The first offering of the evening is a tale of a young daughter, stowed away in a suitcase and then lost on the London Underground. The story quickly moves from merely strange to completely dreamlike, when the protagonists are surfing atop a stream of ball-bearings through the underground tunnels. Darkly funny and utterly surreal, it is lent character by the author’s serious reading style.
Next, the talented Tara Gould’s ‘Sirens’ is imaginative and witty, with an engaging narrator and a lively reading peppered with regional accents. Her inventive metaphors and rich imagery make her story vivid and real. More comedic than frightening, the humorous and at times poignant narrative holds the audience’s attention entirely.

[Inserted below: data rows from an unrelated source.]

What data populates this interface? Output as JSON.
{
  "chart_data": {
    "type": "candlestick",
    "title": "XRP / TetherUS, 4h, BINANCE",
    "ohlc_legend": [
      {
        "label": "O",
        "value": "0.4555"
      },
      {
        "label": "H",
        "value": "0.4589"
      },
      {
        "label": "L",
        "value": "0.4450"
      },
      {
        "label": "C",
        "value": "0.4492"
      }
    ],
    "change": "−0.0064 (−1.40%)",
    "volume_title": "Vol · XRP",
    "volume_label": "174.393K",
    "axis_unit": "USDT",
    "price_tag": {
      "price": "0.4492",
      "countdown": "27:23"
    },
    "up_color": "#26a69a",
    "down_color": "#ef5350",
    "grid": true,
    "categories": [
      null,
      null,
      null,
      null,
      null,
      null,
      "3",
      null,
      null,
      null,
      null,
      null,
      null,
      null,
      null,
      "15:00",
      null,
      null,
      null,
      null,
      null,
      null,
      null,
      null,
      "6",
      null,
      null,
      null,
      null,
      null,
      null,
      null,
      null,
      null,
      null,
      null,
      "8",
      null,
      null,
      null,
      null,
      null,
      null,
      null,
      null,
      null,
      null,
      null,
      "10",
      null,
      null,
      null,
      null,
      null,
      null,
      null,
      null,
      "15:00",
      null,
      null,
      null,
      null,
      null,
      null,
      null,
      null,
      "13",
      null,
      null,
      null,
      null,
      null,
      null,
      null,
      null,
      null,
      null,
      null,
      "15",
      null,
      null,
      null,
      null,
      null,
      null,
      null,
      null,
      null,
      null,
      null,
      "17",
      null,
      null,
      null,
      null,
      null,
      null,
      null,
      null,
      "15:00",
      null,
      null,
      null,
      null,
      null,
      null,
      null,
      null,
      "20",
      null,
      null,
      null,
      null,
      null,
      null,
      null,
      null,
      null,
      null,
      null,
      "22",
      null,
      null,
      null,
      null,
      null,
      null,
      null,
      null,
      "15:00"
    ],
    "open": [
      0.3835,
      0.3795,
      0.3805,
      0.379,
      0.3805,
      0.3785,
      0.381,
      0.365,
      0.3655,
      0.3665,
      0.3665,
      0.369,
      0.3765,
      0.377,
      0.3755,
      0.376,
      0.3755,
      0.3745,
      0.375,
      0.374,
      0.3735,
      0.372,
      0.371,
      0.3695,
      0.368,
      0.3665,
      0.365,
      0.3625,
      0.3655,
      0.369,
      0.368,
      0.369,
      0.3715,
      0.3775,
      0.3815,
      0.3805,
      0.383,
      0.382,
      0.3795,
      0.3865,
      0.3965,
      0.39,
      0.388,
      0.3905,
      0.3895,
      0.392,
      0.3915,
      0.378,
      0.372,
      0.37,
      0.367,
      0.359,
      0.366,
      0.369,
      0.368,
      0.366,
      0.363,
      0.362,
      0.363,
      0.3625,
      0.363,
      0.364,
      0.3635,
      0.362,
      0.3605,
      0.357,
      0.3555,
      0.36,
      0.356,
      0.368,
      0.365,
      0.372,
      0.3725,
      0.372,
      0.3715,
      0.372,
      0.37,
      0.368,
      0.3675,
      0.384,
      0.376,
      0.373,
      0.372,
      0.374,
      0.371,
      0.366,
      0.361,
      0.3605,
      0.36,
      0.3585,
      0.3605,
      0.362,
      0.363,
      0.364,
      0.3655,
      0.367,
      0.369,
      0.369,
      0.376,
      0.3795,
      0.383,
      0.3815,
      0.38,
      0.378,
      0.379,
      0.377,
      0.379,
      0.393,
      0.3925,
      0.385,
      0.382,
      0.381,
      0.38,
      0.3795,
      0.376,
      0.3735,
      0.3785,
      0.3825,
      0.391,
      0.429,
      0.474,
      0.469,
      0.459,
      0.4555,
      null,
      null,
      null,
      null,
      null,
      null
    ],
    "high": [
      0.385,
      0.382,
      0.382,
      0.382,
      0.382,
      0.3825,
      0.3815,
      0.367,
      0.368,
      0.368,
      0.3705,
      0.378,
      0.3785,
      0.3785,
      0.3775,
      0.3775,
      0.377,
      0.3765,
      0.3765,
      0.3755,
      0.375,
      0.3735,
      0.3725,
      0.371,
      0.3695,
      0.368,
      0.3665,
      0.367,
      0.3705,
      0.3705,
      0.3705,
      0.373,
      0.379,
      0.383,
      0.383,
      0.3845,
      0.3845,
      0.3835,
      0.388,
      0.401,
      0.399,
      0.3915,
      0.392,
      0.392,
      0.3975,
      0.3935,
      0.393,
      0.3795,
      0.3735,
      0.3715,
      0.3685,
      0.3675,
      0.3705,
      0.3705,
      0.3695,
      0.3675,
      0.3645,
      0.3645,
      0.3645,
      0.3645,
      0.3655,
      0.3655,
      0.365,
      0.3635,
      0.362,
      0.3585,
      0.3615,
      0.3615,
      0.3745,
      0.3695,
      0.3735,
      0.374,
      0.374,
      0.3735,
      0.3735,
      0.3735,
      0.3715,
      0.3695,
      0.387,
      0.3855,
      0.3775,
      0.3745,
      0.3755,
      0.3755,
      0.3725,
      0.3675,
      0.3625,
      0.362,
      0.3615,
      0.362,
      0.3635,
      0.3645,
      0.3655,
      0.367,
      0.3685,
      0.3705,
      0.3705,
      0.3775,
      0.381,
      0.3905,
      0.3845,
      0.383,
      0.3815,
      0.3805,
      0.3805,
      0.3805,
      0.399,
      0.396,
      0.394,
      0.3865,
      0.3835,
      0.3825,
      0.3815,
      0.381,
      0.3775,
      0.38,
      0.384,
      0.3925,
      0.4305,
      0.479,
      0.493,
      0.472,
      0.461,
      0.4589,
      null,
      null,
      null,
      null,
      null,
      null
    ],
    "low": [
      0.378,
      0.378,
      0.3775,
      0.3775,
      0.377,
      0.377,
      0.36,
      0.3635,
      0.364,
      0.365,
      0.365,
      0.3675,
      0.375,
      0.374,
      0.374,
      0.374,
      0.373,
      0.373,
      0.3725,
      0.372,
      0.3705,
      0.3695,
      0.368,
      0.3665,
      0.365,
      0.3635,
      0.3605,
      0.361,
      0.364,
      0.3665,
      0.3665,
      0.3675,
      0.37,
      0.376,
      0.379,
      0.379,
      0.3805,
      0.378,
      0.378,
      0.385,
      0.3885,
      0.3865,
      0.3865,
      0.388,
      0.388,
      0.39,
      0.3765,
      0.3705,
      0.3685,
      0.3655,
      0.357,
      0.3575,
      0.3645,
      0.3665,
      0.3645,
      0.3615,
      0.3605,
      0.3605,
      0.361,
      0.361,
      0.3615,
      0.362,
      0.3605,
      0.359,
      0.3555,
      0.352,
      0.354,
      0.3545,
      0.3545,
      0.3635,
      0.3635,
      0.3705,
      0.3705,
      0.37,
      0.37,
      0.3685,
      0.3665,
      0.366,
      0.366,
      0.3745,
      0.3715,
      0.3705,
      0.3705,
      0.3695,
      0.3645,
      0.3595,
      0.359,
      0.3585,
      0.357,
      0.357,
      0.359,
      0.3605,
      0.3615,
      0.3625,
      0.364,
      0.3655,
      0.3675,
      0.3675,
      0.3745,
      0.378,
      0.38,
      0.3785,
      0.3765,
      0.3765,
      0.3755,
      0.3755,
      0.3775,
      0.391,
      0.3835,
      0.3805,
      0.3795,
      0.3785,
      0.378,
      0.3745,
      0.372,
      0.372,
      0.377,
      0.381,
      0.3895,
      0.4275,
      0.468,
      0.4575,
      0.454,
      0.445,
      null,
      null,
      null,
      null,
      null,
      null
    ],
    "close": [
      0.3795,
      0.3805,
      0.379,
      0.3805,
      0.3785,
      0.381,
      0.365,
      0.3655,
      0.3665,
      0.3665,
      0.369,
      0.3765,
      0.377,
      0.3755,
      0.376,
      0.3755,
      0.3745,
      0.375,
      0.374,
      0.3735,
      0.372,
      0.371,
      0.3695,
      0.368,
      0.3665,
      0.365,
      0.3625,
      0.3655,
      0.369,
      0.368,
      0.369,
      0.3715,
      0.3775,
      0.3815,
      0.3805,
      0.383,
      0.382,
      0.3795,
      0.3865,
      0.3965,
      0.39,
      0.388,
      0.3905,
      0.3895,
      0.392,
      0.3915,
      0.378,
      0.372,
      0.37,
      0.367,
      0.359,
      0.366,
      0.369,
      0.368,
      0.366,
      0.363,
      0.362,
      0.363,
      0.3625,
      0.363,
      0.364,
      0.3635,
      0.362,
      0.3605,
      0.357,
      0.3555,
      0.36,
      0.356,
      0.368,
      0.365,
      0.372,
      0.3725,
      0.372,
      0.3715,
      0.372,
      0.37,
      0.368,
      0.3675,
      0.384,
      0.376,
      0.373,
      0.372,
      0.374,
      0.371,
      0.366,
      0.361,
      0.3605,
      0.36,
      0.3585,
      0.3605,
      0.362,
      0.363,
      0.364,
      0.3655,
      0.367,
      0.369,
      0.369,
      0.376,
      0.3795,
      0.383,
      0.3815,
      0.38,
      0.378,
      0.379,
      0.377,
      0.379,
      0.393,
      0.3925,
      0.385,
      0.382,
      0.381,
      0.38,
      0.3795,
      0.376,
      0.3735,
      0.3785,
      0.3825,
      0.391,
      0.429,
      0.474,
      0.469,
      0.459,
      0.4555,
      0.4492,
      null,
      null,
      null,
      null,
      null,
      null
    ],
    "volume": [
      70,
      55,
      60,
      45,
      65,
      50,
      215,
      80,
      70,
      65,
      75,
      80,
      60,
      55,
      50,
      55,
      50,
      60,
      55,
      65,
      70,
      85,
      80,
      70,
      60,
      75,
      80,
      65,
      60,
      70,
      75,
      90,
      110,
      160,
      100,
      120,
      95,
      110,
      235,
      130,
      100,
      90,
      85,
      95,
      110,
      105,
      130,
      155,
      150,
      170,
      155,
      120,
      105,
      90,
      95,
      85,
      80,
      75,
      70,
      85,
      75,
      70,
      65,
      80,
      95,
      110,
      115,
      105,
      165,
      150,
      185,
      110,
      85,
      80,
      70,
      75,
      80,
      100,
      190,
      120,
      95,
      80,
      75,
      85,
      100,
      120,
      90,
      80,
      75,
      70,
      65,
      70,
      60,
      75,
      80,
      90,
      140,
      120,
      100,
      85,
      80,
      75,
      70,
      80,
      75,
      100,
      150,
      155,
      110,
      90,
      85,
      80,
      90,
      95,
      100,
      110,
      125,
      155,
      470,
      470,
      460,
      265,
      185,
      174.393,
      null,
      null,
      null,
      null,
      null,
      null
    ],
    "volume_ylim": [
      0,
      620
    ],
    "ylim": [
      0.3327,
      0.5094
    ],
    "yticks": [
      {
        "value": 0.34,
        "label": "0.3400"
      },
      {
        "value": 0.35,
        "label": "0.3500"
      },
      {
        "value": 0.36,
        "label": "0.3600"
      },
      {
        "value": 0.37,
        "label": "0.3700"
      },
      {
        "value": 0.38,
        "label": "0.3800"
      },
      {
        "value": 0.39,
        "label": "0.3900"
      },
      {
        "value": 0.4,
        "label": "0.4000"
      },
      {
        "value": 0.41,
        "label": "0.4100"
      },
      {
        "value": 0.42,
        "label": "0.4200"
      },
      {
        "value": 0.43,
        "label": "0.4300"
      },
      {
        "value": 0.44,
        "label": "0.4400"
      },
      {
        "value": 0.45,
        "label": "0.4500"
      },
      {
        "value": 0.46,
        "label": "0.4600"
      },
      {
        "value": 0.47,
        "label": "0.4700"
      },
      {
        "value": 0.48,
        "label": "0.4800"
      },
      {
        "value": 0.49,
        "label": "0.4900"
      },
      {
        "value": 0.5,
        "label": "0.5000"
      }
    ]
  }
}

Of the following four stories, Nathaniel Matthew’s ambiguous story of death watch beetles with a sinister, slightly omniscient exterminator is by far the best. The narrative of the mysterious central character- whose shady past is revealed only in teasing fragments- is compelling and descriptive. Enough hints to the increasing heat of his surroundings are dropped to plant the seeds of an idea into the audience’s heads, but it is left up to the imagination to decide whether the narrator is, indeed, in ‘hell.’
Komedia’s evening showcased an excellent range of horror stories and demonstrated how much life there is still to be found in a genre which is so often lacking in originality. Neither too pretentious for anyone not doing a literature degree, nor so artless as to bore those who are, Short Fuse is perfect for anybody interested in hearing some of the best new short fiction around.